Amid a series of strikes in opposition to the oil contracts policy, the UCRI expelled the Vice President, thus prompting him to resign on November 18. President Frondizi became convinced that Gómez had been gathering support for a coup d'état, and declared a temporary state of siege. Its ultimate beneficiary would plausibly have been Gómez had the Armed Forces heads opted to depose Frondizi without suspending the nation's governmental institutions. Gómez and his allies, however, upheld his commitment to democracy, and believed Frondizi's accusations to be a pretext for his dismissal.

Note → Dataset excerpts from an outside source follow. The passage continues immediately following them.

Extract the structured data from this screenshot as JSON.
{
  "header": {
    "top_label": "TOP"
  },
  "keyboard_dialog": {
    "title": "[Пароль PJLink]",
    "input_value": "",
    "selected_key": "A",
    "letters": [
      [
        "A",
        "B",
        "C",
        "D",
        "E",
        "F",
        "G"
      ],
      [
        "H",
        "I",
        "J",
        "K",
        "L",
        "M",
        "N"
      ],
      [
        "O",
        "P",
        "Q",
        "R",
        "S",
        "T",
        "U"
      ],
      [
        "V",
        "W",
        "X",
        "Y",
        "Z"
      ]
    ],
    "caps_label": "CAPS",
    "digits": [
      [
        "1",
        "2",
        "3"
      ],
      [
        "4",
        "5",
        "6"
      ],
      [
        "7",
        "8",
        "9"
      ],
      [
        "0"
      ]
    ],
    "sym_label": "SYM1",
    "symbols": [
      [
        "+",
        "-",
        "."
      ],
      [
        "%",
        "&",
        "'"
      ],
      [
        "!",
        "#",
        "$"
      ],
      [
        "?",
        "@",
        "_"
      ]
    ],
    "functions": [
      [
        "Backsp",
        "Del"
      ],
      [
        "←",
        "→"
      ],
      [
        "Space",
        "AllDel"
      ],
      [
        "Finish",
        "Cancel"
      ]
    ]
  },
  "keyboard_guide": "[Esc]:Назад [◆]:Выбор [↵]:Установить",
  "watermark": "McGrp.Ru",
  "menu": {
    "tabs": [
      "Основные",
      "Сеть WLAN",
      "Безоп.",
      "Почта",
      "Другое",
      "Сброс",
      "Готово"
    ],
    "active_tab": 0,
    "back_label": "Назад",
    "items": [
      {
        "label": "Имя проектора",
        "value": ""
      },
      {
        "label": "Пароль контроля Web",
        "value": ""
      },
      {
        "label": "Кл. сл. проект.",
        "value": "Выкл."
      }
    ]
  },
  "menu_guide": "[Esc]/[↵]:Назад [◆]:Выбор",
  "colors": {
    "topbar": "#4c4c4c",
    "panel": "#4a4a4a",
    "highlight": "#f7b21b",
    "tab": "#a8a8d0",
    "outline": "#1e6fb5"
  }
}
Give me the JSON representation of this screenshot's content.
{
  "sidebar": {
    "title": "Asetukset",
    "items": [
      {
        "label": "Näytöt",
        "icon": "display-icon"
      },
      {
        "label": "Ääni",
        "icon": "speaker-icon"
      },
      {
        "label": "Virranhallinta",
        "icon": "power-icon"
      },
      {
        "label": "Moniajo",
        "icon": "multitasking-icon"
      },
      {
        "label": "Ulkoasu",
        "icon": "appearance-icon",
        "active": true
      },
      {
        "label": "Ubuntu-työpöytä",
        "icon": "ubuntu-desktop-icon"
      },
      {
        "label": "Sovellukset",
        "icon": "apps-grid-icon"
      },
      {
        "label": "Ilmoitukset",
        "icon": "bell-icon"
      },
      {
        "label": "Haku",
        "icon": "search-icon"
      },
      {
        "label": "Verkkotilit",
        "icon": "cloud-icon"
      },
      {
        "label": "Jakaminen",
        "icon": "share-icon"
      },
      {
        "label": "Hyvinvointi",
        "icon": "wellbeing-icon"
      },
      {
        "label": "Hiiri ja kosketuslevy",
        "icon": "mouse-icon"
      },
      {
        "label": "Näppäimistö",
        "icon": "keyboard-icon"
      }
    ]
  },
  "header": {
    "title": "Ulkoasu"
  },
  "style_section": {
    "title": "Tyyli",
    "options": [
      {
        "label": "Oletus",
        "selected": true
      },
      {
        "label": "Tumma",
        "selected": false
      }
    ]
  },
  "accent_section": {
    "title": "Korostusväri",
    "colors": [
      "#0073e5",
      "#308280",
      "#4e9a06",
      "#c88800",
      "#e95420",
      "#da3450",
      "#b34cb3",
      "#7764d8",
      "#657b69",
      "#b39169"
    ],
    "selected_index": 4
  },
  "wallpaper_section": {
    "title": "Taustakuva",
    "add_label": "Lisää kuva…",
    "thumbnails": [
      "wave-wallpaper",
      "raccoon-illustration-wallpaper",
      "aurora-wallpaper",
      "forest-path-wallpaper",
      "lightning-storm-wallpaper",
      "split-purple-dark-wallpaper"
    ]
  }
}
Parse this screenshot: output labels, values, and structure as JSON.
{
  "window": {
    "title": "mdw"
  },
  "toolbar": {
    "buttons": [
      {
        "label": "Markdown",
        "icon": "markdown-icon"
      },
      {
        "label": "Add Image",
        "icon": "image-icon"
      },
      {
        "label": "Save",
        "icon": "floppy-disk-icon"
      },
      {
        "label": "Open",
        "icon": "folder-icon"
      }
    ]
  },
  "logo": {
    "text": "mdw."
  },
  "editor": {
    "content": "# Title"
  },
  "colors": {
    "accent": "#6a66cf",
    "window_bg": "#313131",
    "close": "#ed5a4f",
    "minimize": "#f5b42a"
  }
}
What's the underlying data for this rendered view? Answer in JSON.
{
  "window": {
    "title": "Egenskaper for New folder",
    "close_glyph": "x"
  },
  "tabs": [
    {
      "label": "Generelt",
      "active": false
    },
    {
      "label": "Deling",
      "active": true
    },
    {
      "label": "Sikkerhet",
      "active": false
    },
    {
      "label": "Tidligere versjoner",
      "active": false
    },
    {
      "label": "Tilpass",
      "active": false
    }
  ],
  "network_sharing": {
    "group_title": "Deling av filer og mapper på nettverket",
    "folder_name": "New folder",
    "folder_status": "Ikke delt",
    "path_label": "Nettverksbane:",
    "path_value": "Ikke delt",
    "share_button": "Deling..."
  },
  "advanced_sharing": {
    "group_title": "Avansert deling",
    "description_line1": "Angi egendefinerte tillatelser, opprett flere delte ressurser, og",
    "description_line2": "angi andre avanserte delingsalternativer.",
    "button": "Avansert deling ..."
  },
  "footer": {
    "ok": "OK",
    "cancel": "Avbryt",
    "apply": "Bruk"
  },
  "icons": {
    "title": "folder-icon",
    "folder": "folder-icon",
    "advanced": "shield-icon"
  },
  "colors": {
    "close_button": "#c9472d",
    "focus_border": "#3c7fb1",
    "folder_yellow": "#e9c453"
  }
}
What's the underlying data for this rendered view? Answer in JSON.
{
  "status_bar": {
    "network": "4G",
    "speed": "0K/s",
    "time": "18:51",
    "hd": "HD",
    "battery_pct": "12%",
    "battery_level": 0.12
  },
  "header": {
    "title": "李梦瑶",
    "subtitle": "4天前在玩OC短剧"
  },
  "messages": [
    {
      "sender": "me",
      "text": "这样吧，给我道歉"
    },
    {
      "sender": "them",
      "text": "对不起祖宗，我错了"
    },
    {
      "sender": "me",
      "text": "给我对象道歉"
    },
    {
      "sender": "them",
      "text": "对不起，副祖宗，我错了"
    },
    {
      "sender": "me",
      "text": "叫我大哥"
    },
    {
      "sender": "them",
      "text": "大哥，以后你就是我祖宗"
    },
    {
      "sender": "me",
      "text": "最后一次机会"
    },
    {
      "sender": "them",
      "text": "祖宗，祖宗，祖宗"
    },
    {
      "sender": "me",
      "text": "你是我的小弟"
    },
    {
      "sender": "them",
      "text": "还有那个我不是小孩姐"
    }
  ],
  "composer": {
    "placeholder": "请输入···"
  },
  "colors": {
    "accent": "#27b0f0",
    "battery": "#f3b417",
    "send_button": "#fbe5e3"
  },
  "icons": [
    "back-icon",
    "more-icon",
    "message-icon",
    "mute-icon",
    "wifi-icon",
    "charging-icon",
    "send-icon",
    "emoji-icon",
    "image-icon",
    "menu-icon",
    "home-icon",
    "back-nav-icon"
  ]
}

Gómez became a vocal opponent of both the policy of developmentalism advanced by Frondizi's chief domestic policy adviser, Rogelio Julio Frigerio (over its reliance on foreign direct investment), as well as of austerity measures enacted by the conservative Economy Minister Álvaro Alsogaray (particularly its cutbacks in rail services). The latter, however, were mainly the result of military demands, and following 48 ultimatums over policy disputes, President Frondizi was overthrown in 1962. Gómez later established two advocacy groups espousing economic nationalism: Movimiento Latinoamericano and Movimiento Nacional de Defensa del Petróleo y la Energía.

The former Vice President was awarded the Order of Merit of Chile by President Eduardo Frei Montalva, and named a Grand Officer of the Legion of Honor by the president of France, Charles de Gaulle. He taught public law at the University of Belgrano until his retirement in 1988, and authored numerous books. His last, Un siglo...una vida. De la soberanía a la dependencia (A Century...A life: From Sovereignty to Dependence), lamented the prioritization of foreign interests in national energy policy as a key factor in the country's decline up to then, and pointed to this as the reason for his 1958 resignation.

He retired in Las Tapias, a scenic Córdoba Province town, and died there of a brain aneurism in 2005; he was 96.